I can honestsly say I am glad I am a Christian. And here is why. When Tragedy strikes I may be mad for a while or upset for a while but eventually the joy will return because I have a future hope that I will one day leave this physical body and enter heaven…where I know a party is being planned (Trust me, God is making a huge party up there). I have joy in this life by being content with what I have instread of being mad about what I do not have. I have joy when I give to others. I have joy when I praise Jesus, the Bible brings me comfort, I am slowly and quite easily getting rid of many things that affect the flesh suc as addictions and bad habits. When someone insults me for beinf a Christian I feel blessed. I have a wonderful supportive Christian Family who will be there in my ups and downs and we will all share joys and sorrows together. Life dissapoints all the time but I know I am not alone and I know I can’t face many things in my own strength.
“But if there is no God?”
Then I just lived a life filled with Joy and purpose. I had a purpose. And If I die and there is No God how will I know? Why would I care? If I no longer exist then I no longer exist. All I know is that every time I help someone in need, everytime I sacrifice my own time for someone, everytime I bring joy to someone because of Jesus then my life has been well lived.

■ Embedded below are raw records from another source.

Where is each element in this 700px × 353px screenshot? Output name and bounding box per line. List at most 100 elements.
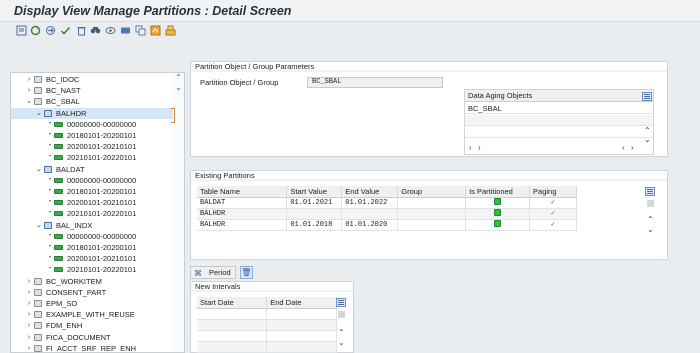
data-aging-objects-table[interactable]: Data Aging Objects BC_SBAL ⌃ ⌄ ‹ › ‹ › [464,89,654,155]
paging-checkbox[interactable]: ✓ [550,209,557,218]
scroll-up-icon[interactable]: ⌃ [173,73,184,83]
display-object-icon[interactable] [16,25,27,36]
table-settings-icon[interactable] [645,187,655,196]
col-end-date[interactable]: End Date [266,297,337,309]
tree-node[interactable]: › BC_WORKITEM [11,276,174,287]
expand-icon[interactable]: › [25,287,33,298]
refresh-icon[interactable] [30,25,41,36]
scroll-down-icon[interactable]: ⌄ [644,135,651,144]
transport-icon[interactable] [45,25,56,36]
table-row[interactable] [197,319,337,331]
scroll-left-icon[interactable]: ‹ [469,143,472,152]
table-row[interactable]: BALHDR 01.01.2018 01.01.2020 ✓ [197,219,577,231]
col-start-value[interactable]: Start Value [286,186,343,198]
tree-leaf[interactable]: • 20200101-20210101 [11,253,174,264]
tree-leaf[interactable]: • 00000000-00000000 [11,119,174,130]
tree-node[interactable]: › EXAMPLE_WITH_REUSE [11,309,174,320]
col-group[interactable]: Group [397,186,467,198]
expand-icon[interactable]: › [25,343,33,352]
collapse-icon[interactable]: ⌄ [35,220,43,231]
scrollbar-thumb[interactable] [338,311,345,318]
tree-node[interactable]: › FDM_ENH [11,320,174,331]
tree-node[interactable]: › CONSENT_PART [11,287,174,298]
copy-icon[interactable] [135,25,146,36]
scroll-right-icon[interactable]: › [631,143,634,152]
partition-tree[interactable]: › BC_IDOC › BC_NAST ⌄ BC_SBAL ⌄ BALHDR • 00000000… [10,72,185,353]
scroll-down-icon[interactable]: ⌄ [338,338,345,347]
existing-partitions-header: Existing Partitions [191,171,667,181]
info-icon[interactable] [120,25,131,36]
intervals-table[interactable]: Start Date End Date [197,297,337,353]
tree-table-node[interactable]: ⌄ BAL_INDX [11,220,174,231]
check-icon[interactable] [60,25,71,36]
org-icon[interactable] [165,25,176,36]
data-aging-row[interactable] [465,127,653,138]
scroll-up-icon[interactable]: ⌃ [647,215,654,224]
col-end-value[interactable]: End Value [341,186,399,198]
paging-checkbox[interactable]: ✓ [550,198,557,207]
scroll-right-icon[interactable]: › [478,143,481,152]
collapse-icon[interactable]: ⌄ [35,108,43,119]
tree-leaf[interactable]: • 00000000-00000000 [11,231,174,242]
expand-icon[interactable]: › [25,85,33,96]
collapse-icon[interactable]: ⌄ [35,164,43,175]
cell-table-name: BALHDR [197,208,288,220]
scroll-left-icon[interactable]: ‹ [622,143,625,152]
bullet-icon: • [48,188,52,194]
data-aging-row[interactable]: BC_SBAL [465,103,653,114]
tree-item-label: FICA_DOCUMENT [46,332,111,342]
table-row[interactable]: BALHDR ✓ [197,208,577,220]
scroll-up-icon[interactable]: ⌃ [644,126,651,135]
tree-node[interactable]: › FICA_DOCUMENT [11,332,174,343]
tree-leaf[interactable]: • 20180101-20200101 [11,130,174,141]
tree-table-node[interactable]: ⌄ BALDAT [11,164,174,175]
col-is-partitioned[interactable]: Is Partitioned [465,186,531,198]
tree-leaf[interactable]: • 20180101-20200101 [11,242,174,253]
collapse-icon[interactable]: ⌄ [25,96,33,107]
partitions-table[interactable]: Table Name Start Value End Value Group I… [197,186,577,231]
tree-leaf[interactable]: • 20210101-20220101 [11,152,174,163]
trash-icon[interactable]: 🗑 [240,266,253,279]
tree-node[interactable]: › BC_NAST [11,85,174,96]
find-icon[interactable] [90,25,101,36]
execute-icon[interactable] [150,25,161,36]
tree-node[interactable]: › BC_IDOC [11,74,174,85]
tree-leaf[interactable]: • 00000000-00000000 [11,175,174,186]
tree-node[interactable]: › EPM_SO [11,298,174,309]
scroll-down-icon[interactable]: ⌄ [647,225,654,234]
scroll-down-icon[interactable]: ⌄ [173,83,184,93]
table-row[interactable]: BALDAT 01.01.2021 01.01.2022 ✓ [197,197,577,209]
tree-table-node[interactable]: ⌄ BALHDR [11,107,174,119]
tree-node[interactable]: › FI_ACCT_SRF_REP_ENH [11,343,174,352]
partition-object-field[interactable]: BC_SBAL [307,77,443,88]
col-table-name[interactable]: Table Name [197,186,288,198]
expand-icon[interactable]: › [25,320,33,331]
tree-leaf[interactable]: • 20200101-20210101 [11,141,174,152]
table-row[interactable] [197,308,337,320]
col-start-date[interactable]: Start Date [197,297,268,309]
tree-leaf[interactable]: • 20210101-20220101 [11,208,174,219]
display-icon[interactable] [105,25,116,36]
table-settings-icon[interactable] [336,298,346,307]
tree-item-label: 20200101-20210101 [67,142,137,152]
tree-leaf[interactable]: • 20200101-20210101 [11,197,174,208]
paging-checkbox[interactable]: ✓ [550,220,557,229]
tree-node[interactable]: ⌄ BC_SBAL [11,96,174,107]
col-paging[interactable]: Paging [529,186,577,198]
expand-icon[interactable]: › [25,332,33,343]
expand-icon[interactable]: › [25,74,33,85]
period-button[interactable]: ⌘ Period [190,266,236,279]
expand-icon[interactable]: › [25,309,33,320]
tree-leaf[interactable]: • 20210101-20220101 [11,264,174,275]
table-row[interactable] [197,330,337,342]
tree-item-label: 20180101-20200101 [67,131,137,140]
delete-icon[interactable] [76,25,87,36]
table-settings-icon[interactable] [642,92,652,101]
scroll-up-icon[interactable]: ⌃ [338,328,345,337]
scrollbar-thumb[interactable] [647,200,654,207]
table-row[interactable] [197,341,337,353]
expand-icon[interactable]: › [25,298,33,309]
tree-leaf[interactable]: • 20180101-20200101 [11,186,174,197]
data-aging-row[interactable] [465,115,653,126]
expand-icon[interactable]: › [25,276,33,287]
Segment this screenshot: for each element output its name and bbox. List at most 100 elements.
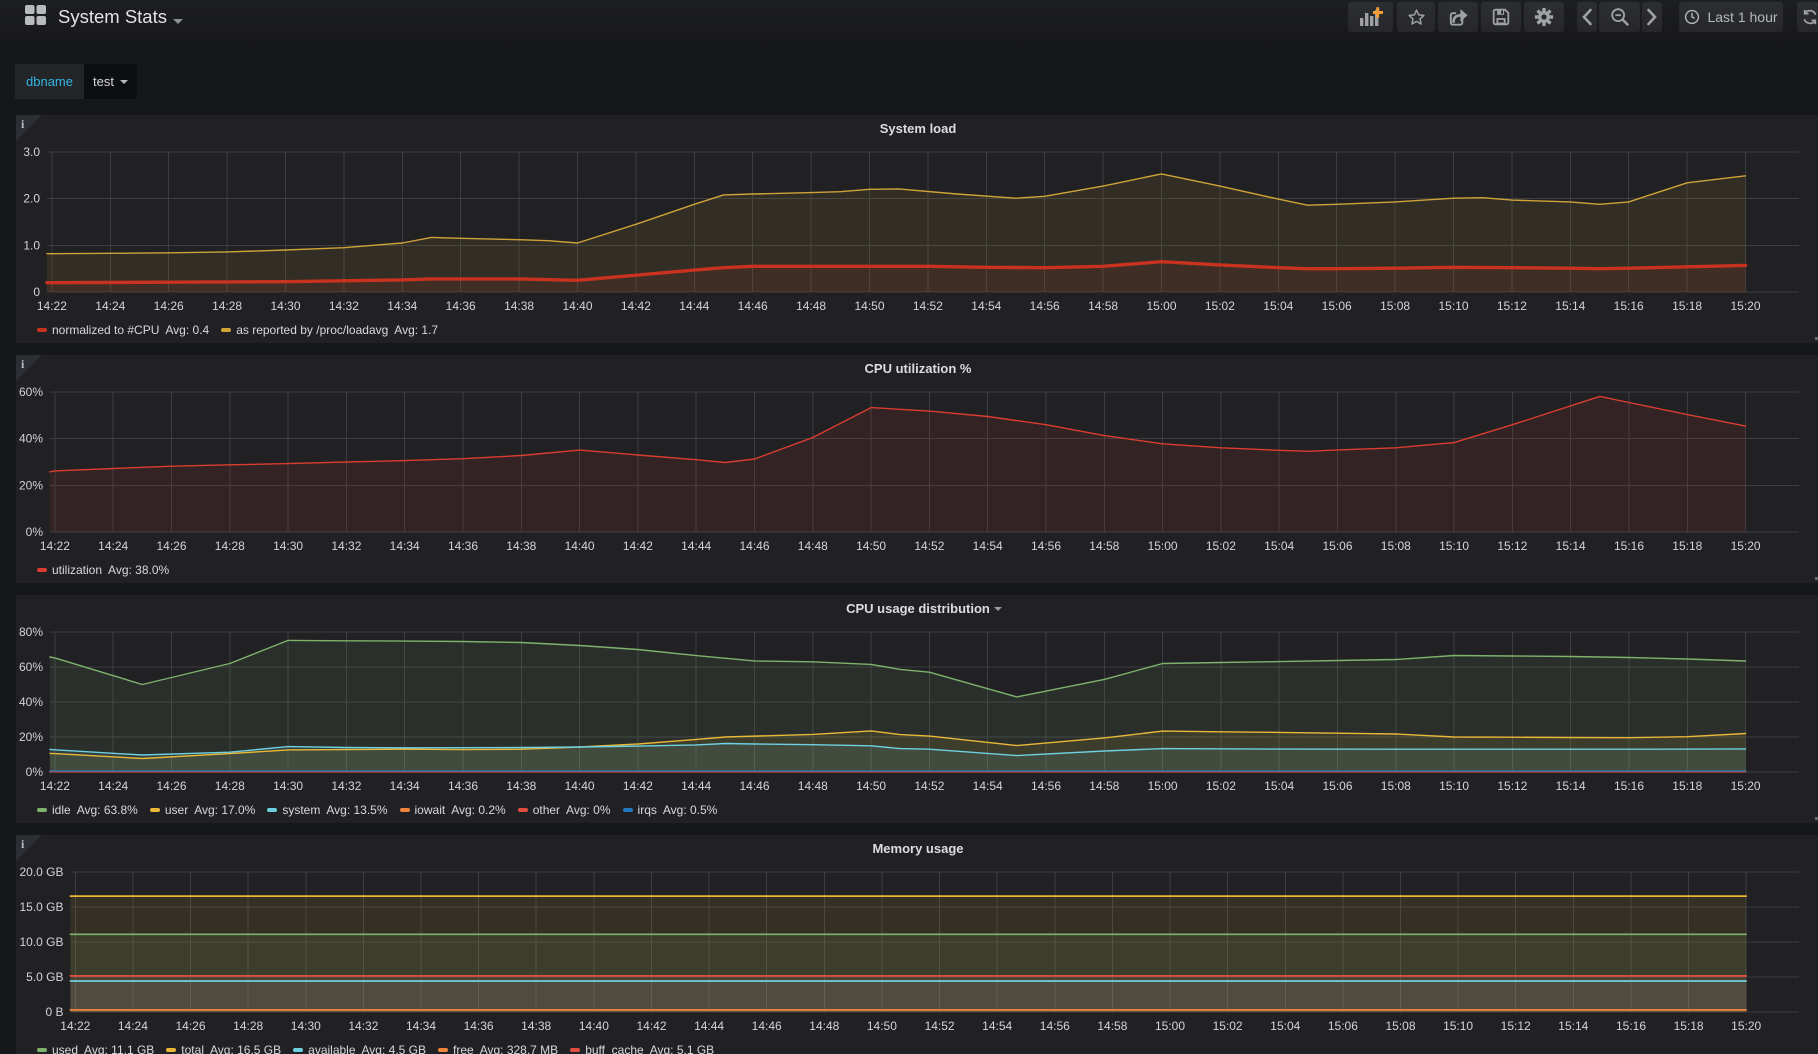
svg-text:15:10: 15:10 xyxy=(1438,299,1468,313)
svg-text:14:36: 14:36 xyxy=(448,539,478,553)
svg-text:14:22: 14:22 xyxy=(37,299,67,313)
svg-text:0%: 0% xyxy=(26,765,44,779)
svg-text:15:04: 15:04 xyxy=(1270,1019,1300,1033)
svg-text:14:56: 14:56 xyxy=(1030,299,1060,313)
svg-text:14:28: 14:28 xyxy=(212,299,242,313)
svg-text:15:00: 15:00 xyxy=(1148,539,1178,553)
svg-text:14:30: 14:30 xyxy=(270,299,300,313)
svg-text:14:24: 14:24 xyxy=(98,539,128,553)
svg-text:14:52: 14:52 xyxy=(913,299,943,313)
svg-text:15:18: 15:18 xyxy=(1672,779,1702,793)
svg-text:15:12: 15:12 xyxy=(1497,299,1527,313)
svg-text:3.0: 3.0 xyxy=(23,145,40,159)
svg-text:14:26: 14:26 xyxy=(156,779,186,793)
svg-text:14:54: 14:54 xyxy=(982,1019,1012,1033)
svg-text:14:38: 14:38 xyxy=(506,779,536,793)
svg-text:5.0 GB: 5.0 GB xyxy=(26,970,63,984)
svg-text:14:50: 14:50 xyxy=(867,1019,897,1033)
svg-text:14:42: 14:42 xyxy=(623,539,653,553)
svg-text:15:02: 15:02 xyxy=(1205,299,1235,313)
svg-text:15:14: 15:14 xyxy=(1556,779,1586,793)
svg-text:14:50: 14:50 xyxy=(856,539,886,553)
svg-text:15:16: 15:16 xyxy=(1614,779,1644,793)
svg-text:15:18: 15:18 xyxy=(1674,1019,1704,1033)
svg-text:15:10: 15:10 xyxy=(1439,779,1469,793)
svg-text:15:06: 15:06 xyxy=(1328,1019,1358,1033)
svg-text:15:16: 15:16 xyxy=(1616,1019,1646,1033)
svg-text:14:34: 14:34 xyxy=(406,1019,436,1033)
svg-text:14:48: 14:48 xyxy=(798,779,828,793)
svg-text:14:36: 14:36 xyxy=(448,779,478,793)
svg-text:14:42: 14:42 xyxy=(621,299,651,313)
svg-text:15:20: 15:20 xyxy=(1730,299,1760,313)
svg-text:14:30: 14:30 xyxy=(291,1019,321,1033)
svg-text:14:42: 14:42 xyxy=(636,1019,666,1033)
svg-text:14:24: 14:24 xyxy=(95,299,125,313)
svg-text:14:28: 14:28 xyxy=(233,1019,263,1033)
svg-text:15:06: 15:06 xyxy=(1322,539,1352,553)
svg-text:15:12: 15:12 xyxy=(1497,779,1527,793)
svg-text:15:18: 15:18 xyxy=(1672,299,1702,313)
svg-text:14:58: 14:58 xyxy=(1097,1019,1127,1033)
svg-text:0: 0 xyxy=(33,285,40,299)
svg-text:14:58: 14:58 xyxy=(1088,299,1118,313)
svg-text:15:02: 15:02 xyxy=(1206,779,1236,793)
svg-text:15:08: 15:08 xyxy=(1381,779,1411,793)
svg-text:15:12: 15:12 xyxy=(1497,539,1527,553)
svg-text:40%: 40% xyxy=(19,432,43,446)
svg-text:14:46: 14:46 xyxy=(739,539,769,553)
svg-text:14:36: 14:36 xyxy=(446,299,476,313)
svg-text:14:52: 14:52 xyxy=(925,1019,955,1033)
svg-text:15:14: 15:14 xyxy=(1556,539,1586,553)
svg-text:14:38: 14:38 xyxy=(521,1019,551,1033)
svg-text:15:14: 15:14 xyxy=(1555,299,1585,313)
svg-text:15:04: 15:04 xyxy=(1264,779,1294,793)
svg-text:14:22: 14:22 xyxy=(60,1019,90,1033)
svg-text:14:24: 14:24 xyxy=(118,1019,148,1033)
svg-text:10.0 GB: 10.0 GB xyxy=(19,935,63,949)
svg-text:15:08: 15:08 xyxy=(1385,1019,1415,1033)
svg-text:20.0 GB: 20.0 GB xyxy=(19,865,63,879)
svg-text:14:54: 14:54 xyxy=(973,539,1003,553)
svg-text:14:48: 14:48 xyxy=(798,539,828,553)
svg-text:14:50: 14:50 xyxy=(854,299,884,313)
svg-text:14:44: 14:44 xyxy=(694,1019,724,1033)
svg-text:15:06: 15:06 xyxy=(1322,299,1352,313)
svg-text:14:26: 14:26 xyxy=(175,1019,205,1033)
svg-text:14:36: 14:36 xyxy=(464,1019,494,1033)
svg-text:20%: 20% xyxy=(19,478,43,492)
svg-text:14:46: 14:46 xyxy=(738,299,768,313)
svg-text:14:54: 14:54 xyxy=(973,779,1003,793)
svg-text:20%: 20% xyxy=(19,730,43,744)
svg-text:15:00: 15:00 xyxy=(1148,779,1178,793)
svg-text:15.0 GB: 15.0 GB xyxy=(19,900,63,914)
svg-text:14:54: 14:54 xyxy=(971,299,1001,313)
svg-text:60%: 60% xyxy=(19,385,43,399)
svg-text:15:10: 15:10 xyxy=(1439,539,1469,553)
svg-text:14:48: 14:48 xyxy=(796,299,826,313)
svg-text:14:40: 14:40 xyxy=(565,539,595,553)
svg-text:14:56: 14:56 xyxy=(1040,1019,1070,1033)
svg-text:14:32: 14:32 xyxy=(329,299,359,313)
svg-text:15:20: 15:20 xyxy=(1731,1019,1761,1033)
svg-text:0 B: 0 B xyxy=(45,1005,63,1019)
svg-text:14:38: 14:38 xyxy=(504,299,534,313)
svg-text:15:08: 15:08 xyxy=(1381,539,1411,553)
svg-text:15:02: 15:02 xyxy=(1206,539,1236,553)
svg-text:14:34: 14:34 xyxy=(390,539,420,553)
svg-text:14:32: 14:32 xyxy=(331,779,361,793)
svg-text:14:58: 14:58 xyxy=(1089,779,1119,793)
svg-text:14:44: 14:44 xyxy=(679,299,709,313)
svg-text:14:44: 14:44 xyxy=(681,539,711,553)
svg-text:14:40: 14:40 xyxy=(562,299,592,313)
svg-text:14:46: 14:46 xyxy=(739,779,769,793)
svg-text:14:42: 14:42 xyxy=(623,779,653,793)
svg-text:14:56: 14:56 xyxy=(1031,779,1061,793)
svg-text:14:50: 14:50 xyxy=(856,779,886,793)
svg-text:14:28: 14:28 xyxy=(215,779,245,793)
svg-text:14:32: 14:32 xyxy=(348,1019,378,1033)
svg-text:14:28: 14:28 xyxy=(215,539,245,553)
svg-text:14:58: 14:58 xyxy=(1089,539,1119,553)
svg-text:0%: 0% xyxy=(26,525,44,539)
svg-text:2.0: 2.0 xyxy=(23,192,40,206)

Christian parents of Mentally challenged children have more strength than non Christian parents they also show more love. Not too many blame God for making their children that way but they thank God for every day they have with their children. Just recently a young girl died in the states, I came across a tweet on twitter about a beautiful girl named Danika who had an asthma attack and became brain dead. Her parents and her riends prayed endlessly to return life to her. She did not survive. However the inspiration of the strength I have been shown from this girl’s family is just priceless. They didn’t blame God, they didn’t lose hope and they accepted her death and accepted anyt prayer for their strength at this time. They accept the fact God took her home and their story has given many people strength and hope. They never once pulled a Job “Woah is me” No they stood strong like King David. David fasted for many days to try and save his son but his son died anyway. Once he heard the news that his son had died (And God even said he would take his son) he stopped fasting, got up and accepted his Son’s death. Mourning will not bring a person back. But there is freedom through Christ and joy to be found when you trust in God in tragedies.
Remember…we can be taken any day. may each day spent on this earth be a blessing 🙂
And this concludes 10 whole weeks of Revelations.